Sunday, November 8, 2009

Something to think about

I started a new book today. Albert Pike: The Man Behind the Monument. Pike was the Sovereign Grand Commander of the Southern Jurisdiction of the Scottish Rite from 1859 - 1891. I read the following paragraph and it got me to thinking.

...Pike was writing more than a century ago, and people were much more accustomed to reading then. One computer program I have tests the reading level of material. The average newspaper story today is written somewhere between the fifth and the ninth grade reading level -- as we now define those levels. When I measured several newspaper stories from the late 1800s (...), I found they averaged the fifteenth grade level -- the level of a junior in college. And these stories were read and understood by people who, on average, did not past the third grade. One wonders what has happened to our standards.

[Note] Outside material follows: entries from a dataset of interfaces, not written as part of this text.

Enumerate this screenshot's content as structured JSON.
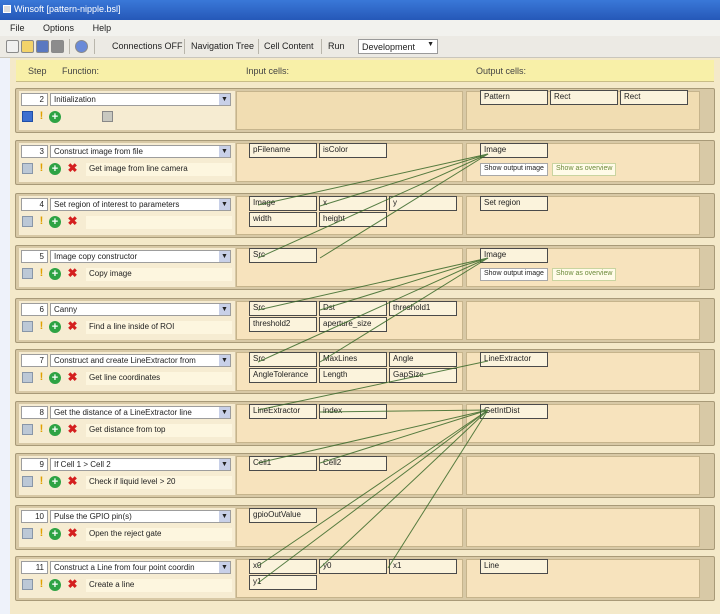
{
  "window": {
    "title": "Winsoft [pattern-nipple.bsl]"
  },
  "menu": [
    "File",
    "Options",
    "Help"
  ],
  "toolbar": {
    "connections": "Connections OFF",
    "nav_tree": "Navigation Tree",
    "cell_content": "Cell Content",
    "run": "Run",
    "mode": "Development"
  },
  "header": {
    "step": "Step",
    "function": "Function:",
    "input": "Input cells:",
    "output": "Output cells:"
  },
  "steps": [
    {
      "num": "2",
      "func": "Initialization",
      "comment": "",
      "inputs": [],
      "outputs": [
        "Pattern",
        "Rect",
        "Rect"
      ]
    },
    {
      "num": "3",
      "func": "Construct image from file",
      "comment": "Get image from line camera",
      "inputs": [
        "pFilename",
        "isColor"
      ],
      "outputs": [
        "Image"
      ],
      "buttons": [
        "Show output image",
        "Show as overview"
      ]
    },
    {
      "num": "4",
      "func": "Set region of interest to parameters",
      "comment": "",
      "inputs": [
        "Image",
        "x",
        "y",
        "width",
        "height"
      ],
      "outputs": [
        "Set region"
      ]
    },
    {
      "num": "5",
      "func": "Image copy constructor",
      "comment": "Copy image",
      "inputs": [
        "Src"
      ],
      "outputs": [
        "Image"
      ],
      "buttons": [
        "Show output image",
        "Show as overview"
      ]
    },
    {
      "num": "6",
      "func": "Canny",
      "comment": "Find a line inside of ROI",
      "inputs": [
        "Src",
        "Dst",
        "threshold1",
        "threshold2",
        "aperture_size"
      ],
      "outputs": []
    },
    {
      "num": "7",
      "func": "Construct and create LineExtractor from",
      "comment": "Get line coordinates",
      "inputs": [
        "Src",
        "MaxLines",
        "Angle",
        "AngleTolerance",
        "Length",
        "GapSize"
      ],
      "outputs": [
        "LineExtractor"
      ]
    },
    {
      "num": "8",
      "func": "Get the distance of a LineExtractor line",
      "comment": "Get distance from top",
      "inputs": [
        "LineExtractor",
        "index"
      ],
      "outputs": [
        "GetIntDist"
      ]
    },
    {
      "num": "9",
      "func": "If Cell 1 > Cell 2",
      "comment": "Check if liquid level > 20",
      "inputs": [
        "Cell1",
        "Cell2"
      ],
      "outputs": []
    },
    {
      "num": "10",
      "func": "Pulse the GPIO pin(s)",
      "comment": "Open the reject gate",
      "inputs": [
        "gpioOutValue"
      ],
      "outputs": []
    },
    {
      "num": "11",
      "func": "Construct a Line from four point coordin",
      "comment": "Create a line",
      "inputs": [
        "x0",
        "y0",
        "x1",
        "y1"
      ],
      "outputs": [
        "Line"
      ]
    }
  ],
  "colors": {
    "titlebar": "#2a60c4",
    "header": "#f8f0a8",
    "panel": "#f7e3bd",
    "link": "#3a6a2a"
  }
}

Jim Tresner writing in Albert Pike: The Man Behind The Monument

I have found over the years that people who read are better writers and are able to learn new concepts and ideas better than those who do not. When I was teaching at Lynn-Mar schools in Marion, Iowa I became very disenchanted with the basal readers that we forced the students to read and then answer questions about the text. The writing was "watered down" to a simpler level and if you were reading a classic and compared it the richness of the language just wasn't there. The students were not challenged to learn new words.

Students could read material which was above their usual reading level and the dumbed down basals did not challenge them. If a student encountered a word which she or he did not understand they could still get the meaning of the piece of reading by skipping over that word and reading in context. Then most of them could understand the meaning of the words which they read.

I went to the Reading Consultant and suggested a new way of teaching reading. Let's put the Basals away and allow the students to read entire books. Instead of answering questions about the text we would have conversations about the book. She gave permission and we did it and the students made about two years of growth in reading that year. I remained convinced to this day that for students to become better readers and writers they must read, read, read.

And of course, the biggest deterrent to reading is the television set. But that is another story.

Thanks for stopping by, ARTYAL, Hugs, j

2 comments:

Nessa said...

As with anything, the more you do it the better you get.

Meet My Mates #3 - Quilly

John said...

Glad you're reading Tresner's book on Pike! It's a treasure!